Als Antworten auf diese Frage führe ich drei Theorien an: Die semantische Merkmalstheorie, die Theorie vom funktionalen Kern und die Prototypentheorie. Sie werden in Teil drei erläutert. Diese drei Theorien stehen in der wissenschaftlichen Diskussion nebeneinander, wobei sie sich in weiten Teilen gegenseitig ausschließen.

Ich führe zusätzlich eine vierte Theorie, die Wortfeldtheorie, an, weil sie grundlegend für die Frage der Bildung semantischer Strukturen ist. Sie stellt eine Grunlage dar für die Einordnung erlernter Wörter, da sie sich auf grundlegende kognitive Ordnungsstrukturen beim Spracherwerb bezieht.
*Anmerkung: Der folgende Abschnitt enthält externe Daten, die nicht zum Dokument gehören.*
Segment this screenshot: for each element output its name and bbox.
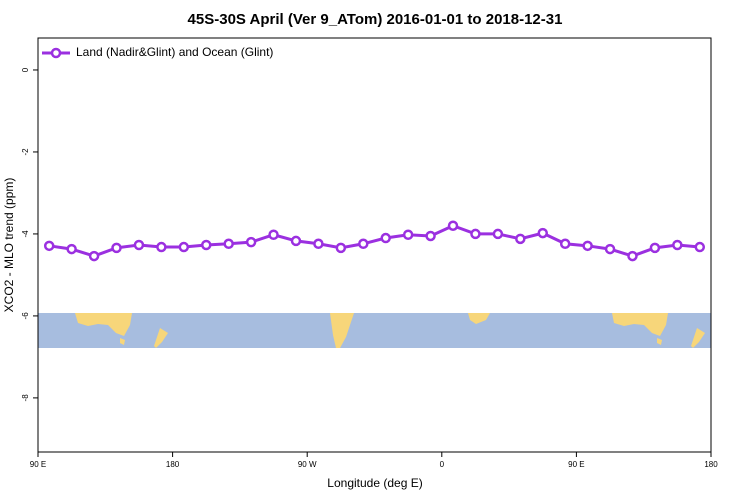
- point: [156, 241, 167, 253]
- point: [694, 241, 706, 253]
- point: [604, 243, 616, 255]
- legend-marker: [50, 47, 62, 59]
- point: [537, 227, 548, 239]
- point: [559, 238, 571, 250]
- plot-frame: [37, 37, 712, 453]
- point: [470, 228, 481, 240]
- point: [178, 241, 190, 253]
- point: [66, 243, 77, 255]
- point: [402, 229, 414, 241]
- x-tick-label: 90 E: [30, 460, 46, 469]
- point: [335, 242, 347, 254]
- point: [290, 235, 302, 247]
- point: [425, 230, 436, 242]
- point: [380, 232, 391, 244]
- y-tick-label: 0: [21, 67, 30, 72]
- series-line: [48, 224, 700, 258]
- point: [111, 242, 122, 254]
- point: [649, 242, 661, 254]
- point: [582, 240, 593, 252]
- x-tick-label: 180: [704, 460, 718, 469]
- point: [43, 240, 55, 252]
- x-tick-label: 0: [440, 460, 445, 469]
- legend-label: Land (Nadir&Glint) and Ocean (Glint): [76, 45, 273, 59]
- chart-title: 45S-30S April (Ver 9_ATom) 2016-01-01 to…: [188, 11, 563, 28]
- point: [515, 233, 526, 245]
- y-tick-label: -6: [21, 312, 30, 320]
- point: [358, 238, 369, 250]
- y-tick-label: -8: [21, 394, 30, 402]
- point: [223, 238, 234, 250]
- point: [245, 236, 257, 248]
- y-tick-label: -2: [21, 148, 30, 156]
- point: [201, 239, 212, 251]
- point: [447, 220, 459, 231]
- y-tick-label: -4: [21, 230, 30, 238]
- point: [492, 228, 504, 240]
- point: [88, 250, 100, 262]
- point: [313, 238, 324, 250]
- x-axis-label: Longitude (deg E): [327, 476, 422, 490]
- y-axis-label: XCO2 - MLO trend (ppm): [2, 178, 16, 313]
- legend: Land (Nadir&Glint) and Ocean (Glint): [42, 45, 273, 59]
- x-tick-label: 90 E: [568, 460, 584, 469]
- point: [627, 250, 638, 262]
- point: [268, 229, 279, 241]
- point: [133, 239, 145, 251]
- point: [672, 239, 683, 251]
- x-tick-label: 180: [166, 460, 180, 469]
- x-tick-label: 90 W: [298, 460, 317, 469]
- map-strip: [38, 313, 711, 348]
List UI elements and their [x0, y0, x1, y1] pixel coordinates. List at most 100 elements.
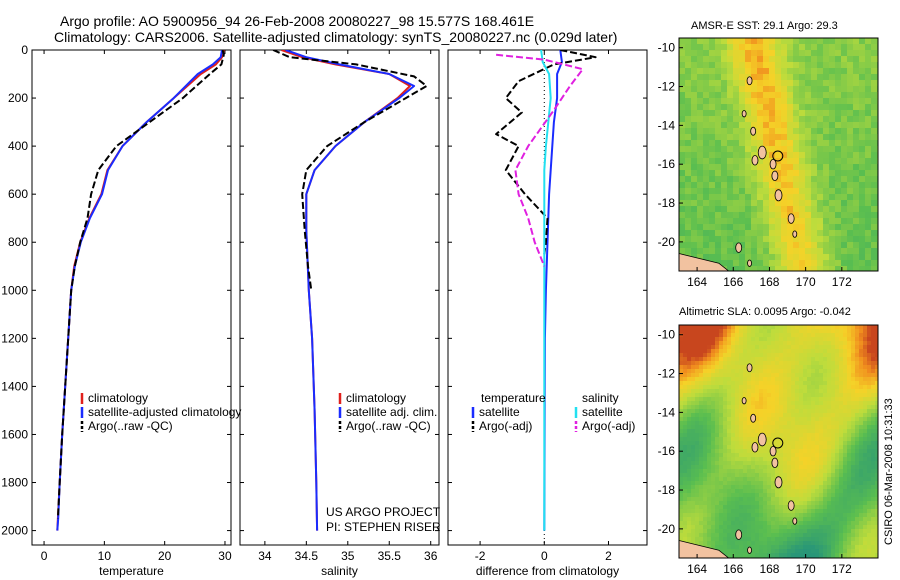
sla-map-cell: [731, 441, 736, 446]
sst-map-cell: [859, 140, 866, 147]
sst-map-cell: [829, 38, 836, 45]
sla-map-cell: [831, 461, 836, 466]
sla-map-cell: [707, 465, 712, 470]
sla-map-cell: [743, 501, 748, 506]
sla-map-cell: [715, 365, 720, 370]
sla-map-cell: [683, 325, 688, 330]
sla-map-cell: [875, 465, 878, 470]
sla-map-cell: [727, 453, 732, 458]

Die Problematik bei allen vier genannten Theorien besteht darin, dass sie lediglich beschreiben können, wie linguistischer Bedeutungserwerb funktioniert, nicht aber, wie Kinder Begriffe erwerben, was aber auch nicht, wie oben dargelegt, Thema meiner Arbeit ist.

Hauptteil

1. Semantik

1.1 Gegenstand der Semantik

Semantik wird als die „Lehre von Inhalten und Bedeutungen der Wörter und Sätze“[1] definiert. Sie ist eine Teildisziplin der Linguistik und beschäftigt sich mit der „Analyse und Beschreibung der sogenannten ‚wörtlichen’ Bedeutung von sprachlichen Ausdrücken“[2]. Jedoch ist Bedeutung ein Begriff, für den es viele verschiedene Definitionen gibt. So ist mit Bedeutung einmal die grammatische Bedeutung, einmal die soziale Bedeutung, einmal die lexikalische Bedeutung usw. gemeint.[3] Auch die Umschreibung des Begriffs Bedeutung durch andere Termini, wie Inhalt, Sinn oder Referenz, führt zu keinem befriedigenden Ergebnis, da die anderen Termini zumeist ebenso unklar sind wie der Begriff Bedeutung selbst.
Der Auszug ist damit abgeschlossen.